IBM, Smart Dubai tackle AI bias
AI was meant to solve one of the biggest problems of our society – the problem of bias. However, when algorithms fed into computers and systems are trained on faulty, biased data they are bound to make mistakes, negatively impacting and influencing human experiences and decision-making.
Dr. Seth Dobrin, Chief Data Officer IBM Cloud and Cognitive Software, Vice President and Chief Data Officer, IBM Analytics, IBM, was joined by H.E. Younus Al Nasser, Assistant Director General, Smart Dubai & CEO, Dubai Data Establishment, to discuss the issue on stage.
H.E. Younus Al Nasser said, “We are trying to create trust for AI. Explaining the technology is essential in order to build trust and to see its widespread implementation. AI offers so many positive applications. There needs to be transparency and we need to explain how data is being used to build this trust. Let’s come together and try to explain what we are trying to achieve together. This way we can make AI even smarter and it will impact lives. If we want to make Dubai the happiest city in the world, we need to explain to people what AI does.”
Throughout his career, Dr. Dobrin has generated value across a range of industries by applying data and AI ethically, and is currently responsible for the digital transformation of cloud and cognitive software operations using data and analytics.
Ethical governance of AI: How do you tame a wild horse?
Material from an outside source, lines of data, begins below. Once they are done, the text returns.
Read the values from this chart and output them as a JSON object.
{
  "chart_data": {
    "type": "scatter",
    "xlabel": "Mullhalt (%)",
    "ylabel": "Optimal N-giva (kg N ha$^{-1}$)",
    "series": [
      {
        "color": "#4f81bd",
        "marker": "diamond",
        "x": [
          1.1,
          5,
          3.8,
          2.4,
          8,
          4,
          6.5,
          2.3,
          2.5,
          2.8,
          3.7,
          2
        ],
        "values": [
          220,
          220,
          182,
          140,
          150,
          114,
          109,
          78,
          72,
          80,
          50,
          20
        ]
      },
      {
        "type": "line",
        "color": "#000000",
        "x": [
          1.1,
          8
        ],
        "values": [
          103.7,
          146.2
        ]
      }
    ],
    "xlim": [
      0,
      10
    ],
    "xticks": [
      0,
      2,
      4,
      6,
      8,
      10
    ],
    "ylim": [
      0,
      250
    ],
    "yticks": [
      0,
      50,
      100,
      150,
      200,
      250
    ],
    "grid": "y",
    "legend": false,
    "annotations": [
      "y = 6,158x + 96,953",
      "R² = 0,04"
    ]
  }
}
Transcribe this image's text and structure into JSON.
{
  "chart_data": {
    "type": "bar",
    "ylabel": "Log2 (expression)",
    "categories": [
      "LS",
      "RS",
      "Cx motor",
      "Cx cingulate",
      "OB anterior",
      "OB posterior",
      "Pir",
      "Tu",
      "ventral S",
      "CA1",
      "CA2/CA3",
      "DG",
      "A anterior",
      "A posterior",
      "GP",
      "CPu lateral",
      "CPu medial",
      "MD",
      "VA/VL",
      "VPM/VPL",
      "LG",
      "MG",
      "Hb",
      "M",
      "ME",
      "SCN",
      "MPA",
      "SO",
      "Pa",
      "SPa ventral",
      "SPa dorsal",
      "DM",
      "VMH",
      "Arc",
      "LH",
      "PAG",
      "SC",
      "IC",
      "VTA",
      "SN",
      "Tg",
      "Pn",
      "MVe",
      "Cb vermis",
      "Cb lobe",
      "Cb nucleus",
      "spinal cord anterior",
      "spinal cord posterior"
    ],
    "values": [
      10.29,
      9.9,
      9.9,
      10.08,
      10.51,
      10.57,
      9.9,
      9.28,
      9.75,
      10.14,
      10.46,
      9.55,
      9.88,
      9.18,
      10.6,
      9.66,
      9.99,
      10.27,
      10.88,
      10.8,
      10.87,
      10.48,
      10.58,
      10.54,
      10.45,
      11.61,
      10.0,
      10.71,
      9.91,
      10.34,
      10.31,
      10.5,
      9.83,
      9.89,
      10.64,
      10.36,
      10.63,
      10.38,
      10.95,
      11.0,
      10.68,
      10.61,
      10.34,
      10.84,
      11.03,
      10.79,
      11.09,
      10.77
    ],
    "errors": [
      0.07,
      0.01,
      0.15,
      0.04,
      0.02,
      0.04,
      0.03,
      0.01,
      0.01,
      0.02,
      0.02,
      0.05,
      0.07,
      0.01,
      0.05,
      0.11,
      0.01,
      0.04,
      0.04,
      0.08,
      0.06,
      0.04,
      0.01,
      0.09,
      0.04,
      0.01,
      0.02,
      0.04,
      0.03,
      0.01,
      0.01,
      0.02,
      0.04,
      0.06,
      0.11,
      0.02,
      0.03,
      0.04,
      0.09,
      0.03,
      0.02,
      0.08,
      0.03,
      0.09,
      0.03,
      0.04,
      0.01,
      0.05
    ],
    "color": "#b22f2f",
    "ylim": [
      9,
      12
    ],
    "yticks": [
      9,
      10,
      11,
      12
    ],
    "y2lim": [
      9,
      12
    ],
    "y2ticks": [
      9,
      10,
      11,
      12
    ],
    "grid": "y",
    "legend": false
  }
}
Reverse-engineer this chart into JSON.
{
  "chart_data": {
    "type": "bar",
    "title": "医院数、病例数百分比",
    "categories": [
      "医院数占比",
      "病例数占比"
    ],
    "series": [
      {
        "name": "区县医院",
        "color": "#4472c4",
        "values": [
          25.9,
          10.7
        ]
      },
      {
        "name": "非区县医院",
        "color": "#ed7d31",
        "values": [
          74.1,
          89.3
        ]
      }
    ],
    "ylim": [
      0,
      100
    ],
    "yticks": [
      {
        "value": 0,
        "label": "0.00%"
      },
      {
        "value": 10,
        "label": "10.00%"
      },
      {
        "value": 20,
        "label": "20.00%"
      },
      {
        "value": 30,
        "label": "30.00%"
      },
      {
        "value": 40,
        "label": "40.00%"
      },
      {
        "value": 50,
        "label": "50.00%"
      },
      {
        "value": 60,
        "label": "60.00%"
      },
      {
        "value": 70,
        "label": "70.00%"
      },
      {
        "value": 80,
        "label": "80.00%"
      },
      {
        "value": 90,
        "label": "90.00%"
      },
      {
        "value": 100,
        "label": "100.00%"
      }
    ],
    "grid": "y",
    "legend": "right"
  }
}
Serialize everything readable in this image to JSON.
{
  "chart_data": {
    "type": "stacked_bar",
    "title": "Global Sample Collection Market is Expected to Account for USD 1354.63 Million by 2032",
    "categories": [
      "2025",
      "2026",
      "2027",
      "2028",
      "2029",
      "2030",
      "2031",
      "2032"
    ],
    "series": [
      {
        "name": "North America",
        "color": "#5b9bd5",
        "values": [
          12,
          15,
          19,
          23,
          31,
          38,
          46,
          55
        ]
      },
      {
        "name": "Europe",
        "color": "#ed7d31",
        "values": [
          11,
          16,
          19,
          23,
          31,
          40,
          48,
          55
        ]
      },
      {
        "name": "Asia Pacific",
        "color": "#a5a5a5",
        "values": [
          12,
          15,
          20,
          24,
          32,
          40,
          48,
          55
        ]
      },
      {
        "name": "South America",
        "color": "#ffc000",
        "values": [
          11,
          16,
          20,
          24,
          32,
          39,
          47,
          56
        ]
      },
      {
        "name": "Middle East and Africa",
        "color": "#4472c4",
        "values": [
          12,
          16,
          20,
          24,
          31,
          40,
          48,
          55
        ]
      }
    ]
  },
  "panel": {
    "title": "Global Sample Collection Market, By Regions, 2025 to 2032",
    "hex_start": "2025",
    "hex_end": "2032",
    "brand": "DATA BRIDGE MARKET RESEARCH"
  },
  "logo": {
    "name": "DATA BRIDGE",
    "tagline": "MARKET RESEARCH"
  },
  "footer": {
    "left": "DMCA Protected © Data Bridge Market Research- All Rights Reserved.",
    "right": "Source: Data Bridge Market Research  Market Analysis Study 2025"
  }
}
Dr. Juergen Rahmel, Chief Digital Officer, AI & ML Advisor, HSBC, discussed why the full potential of AI can only be realised within a framework that supports trust and operates in a scope that benefits each stakeholder. Deep-diving into how he developed AI ethics and data principles which are now a benchmark for the Fintech world, Dr Rahmel said, “I like to compare AI to a wild horse. It has tremendous potential but needs to be harnessed in the right ways to become useful. We need to set up AI systems that are aligned with our existing ethical corporate standards and are placed within a framework that ensures human accountability and full transparency.
“Talent is pivotal in developing a framework for AI ethical standards. Harnessing data doesn’t just require experts to develop AI systems, but highly skilled experts to use them and extract useful data.”